I guess Miyamoto doesn’t want players to actually use the 3DS on the go. I’d hate to see Star Fox 64: 3D go down in history as the game that started the most unintentional fights on the subway.


  • For gyro controls I’ve got no opinion – but if he goes the extra step and locks in the y-axis on the thumb pad then he’s going to have issues.

    If I buy a game and I can’t set the y-axis to inverted (I’m old) then I won’t play it. If when I get Ocarina or Starfox home I find I can’t play because he’s locked the controls I’m not go to spend the time to re-learn. I’m going to take it back and tell the store clerk it’s broken.

  • “I’ve always felt that if the industry could just settle on one standard, it would be a lot easier for us developers.”

    How would it be easier for developers? Its just reversing the Y axis. Its, like, no thought at all for developing.

  • Why the heck does he care and why does he feel he has to lock people in? Seriously let the player choose.

  • This kind of sounds like a bs way of incorporating a “never before allowed” control structure for marketing/justifying the 3DS. It kind of feels like they’re breaking something that worked for the sake of novelty.

    Gyroscopic movement has its place, and that place is an optional extra for novelty and the kids who are more concerned with “wheee!” than beating the level (like on Mario Kart Wii). Oh, and NOT on a device that has the screen and motion controls in the same place.

  • The Wii U Touchscreen controller. The lack of titles for the 3DS and DSi shop and now. The changing of controls.

    I think Nintendo have lost the plot.

  • I move the top of my head forward I look down, I push the stick forward I look down it’s pretty simple.

  • Um, isn’t tilting the device back and forward going to make keeping the 3D effect in view more difficult?

  • This is like saying, “We need to unite left-handers and right-handers.” We did that by just letting people do things the way it was most comfortable for them.
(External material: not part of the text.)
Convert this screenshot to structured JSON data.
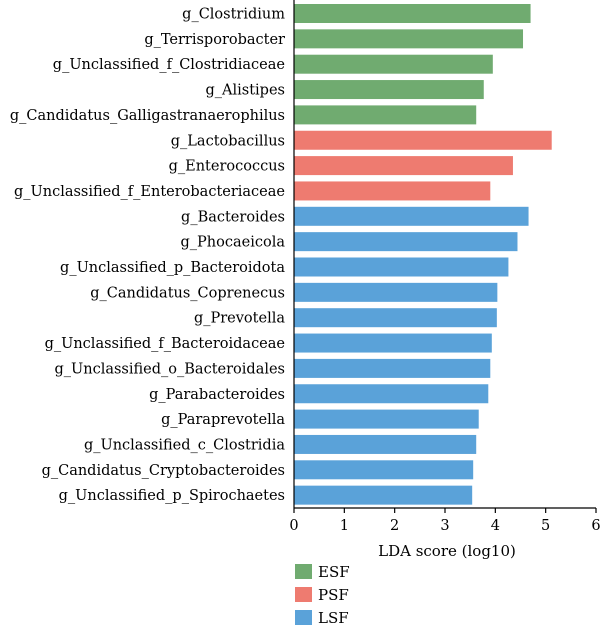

  • Is it just me or does it depend on the game? sometimes I invert and sometimes not. I probably invert more often than not, but there’ve been some games where that seemed counter-intuitive; I dunno why. Possibly it depends on whether the game is cockpit view or not, whether the game is flying a space-ship or else from the POV of a character ala a FPS…I honestly can’t figure out right now without a controller in my hand and/or the game in front of me which I used and want for which games. What was the default in the original SNES version of Starfox? did it HAVE an option to invert? I agree the new one had better…But so a game like say Afterburner would presumably have been the opposite? I dunno, this is driving me crazy now lol

  • You think that’s bad, there’s people like me who invert depending on the game, like Simon. FPS’ – when I’m being stupid and playing on console – = uninverted. Flight sims… That depends on the game. Something arcadey like Lylat Wars I’ll leave uninverted, something more like a flight sim I’ll invert. In F-Zero I specifically remember needing it inverted because… That’s just how it’s meant to be, in my head.

    The whole world is letting this ‘accessibility’ bullshit go to their heads. Stop configuring my things for me, then locking them out. Stop changing things to be more flashy and not letting you roll back. FOR THE LOVE OF GOD, WHY IS WINDOWS RAPIDLY PHASING OUT THE MENU BAR?
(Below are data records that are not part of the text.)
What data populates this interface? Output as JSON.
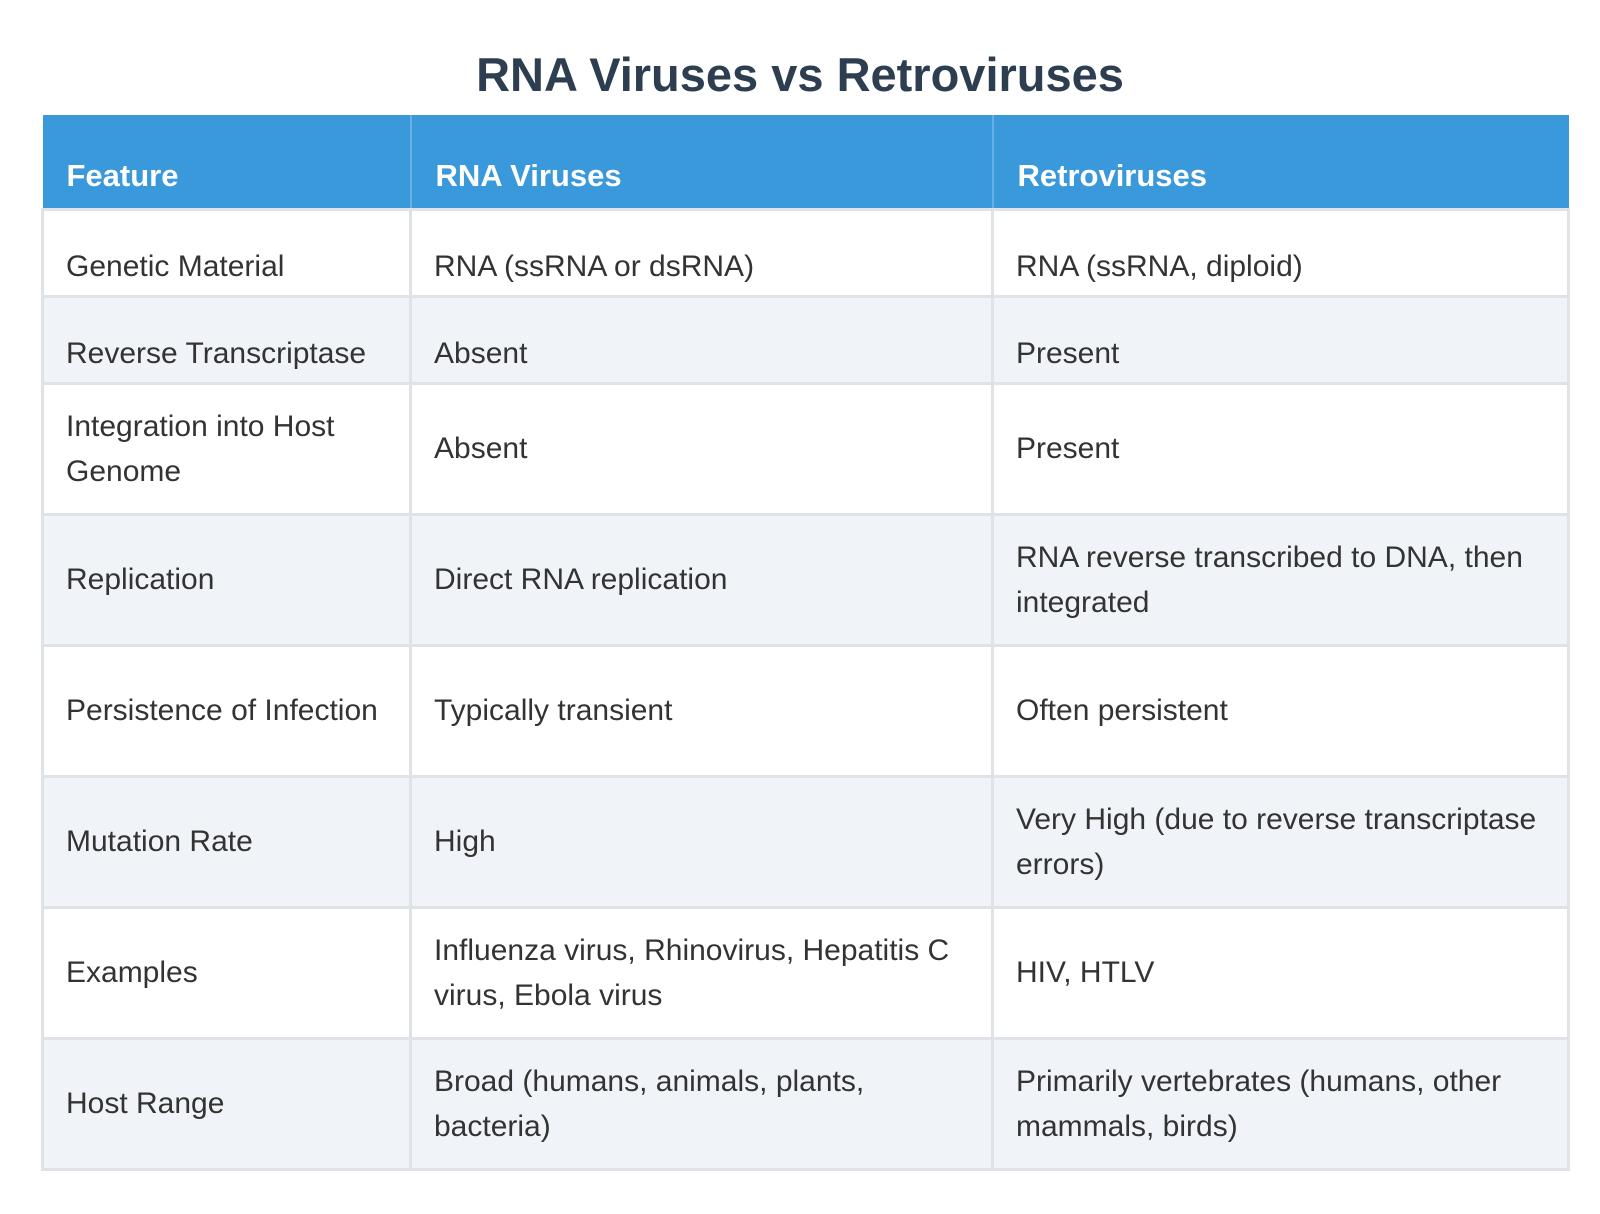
{
  "title": "RNA Viruses vs Retroviruses",
  "table": {
    "headers": [
      "Feature",
      "RNA Viruses",
      "Retroviruses"
    ],
    "rows": [
      [
        "Genetic Material",
        "RNA (ssRNA or dsRNA)",
        "RNA (ssRNA, diploid)"
      ],
      [
        "Reverse Transcriptase",
        "Absent",
        "Present"
      ],
      [
        "Integration into Host Genome",
        "Absent",
        "Present"
      ],
      [
        "Replication",
        "Direct RNA replication",
        "RNA reverse transcribed to DNA, then integrated"
      ],
      [
        "Persistence of Infection",
        "Typically transient",
        "Often persistent"
      ],
      [
        "Mutation Rate",
        "High",
        "Very High (due to reverse transcriptase errors)"
      ],
      [
        "Examples",
        "Influenza virus, Rhinovirus, Hepatitis C virus, Ebola virus",
        "HIV, HTLV"
      ],
      [
        "Host Range",
        "Broad (humans, animals, plants, bacteria)",
        "Primarily vertebrates (humans, other mammals, birds)"
      ]
    ]
  },
  "colors": {
    "header_bg": "#3a99db",
    "title_text": "#2c3e50",
    "stripe_bg": "#f0f4f9"
  }
}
    Anyway I’m already ranting so I’ll cut it off here. Let people choose. The end.

    • That is a rant that should not be cut off. Go tell it on the mountain, and shout it from the rooftops

  • The slidey analogue is pretty horrible, anyway. And I disagree, sliding it “up” (which is really forward to some degree) doesn’t make me want it to tilt the nose up. It makes me want the top to tilt forward, looking down. You don’t lean forward to look up, you lean back.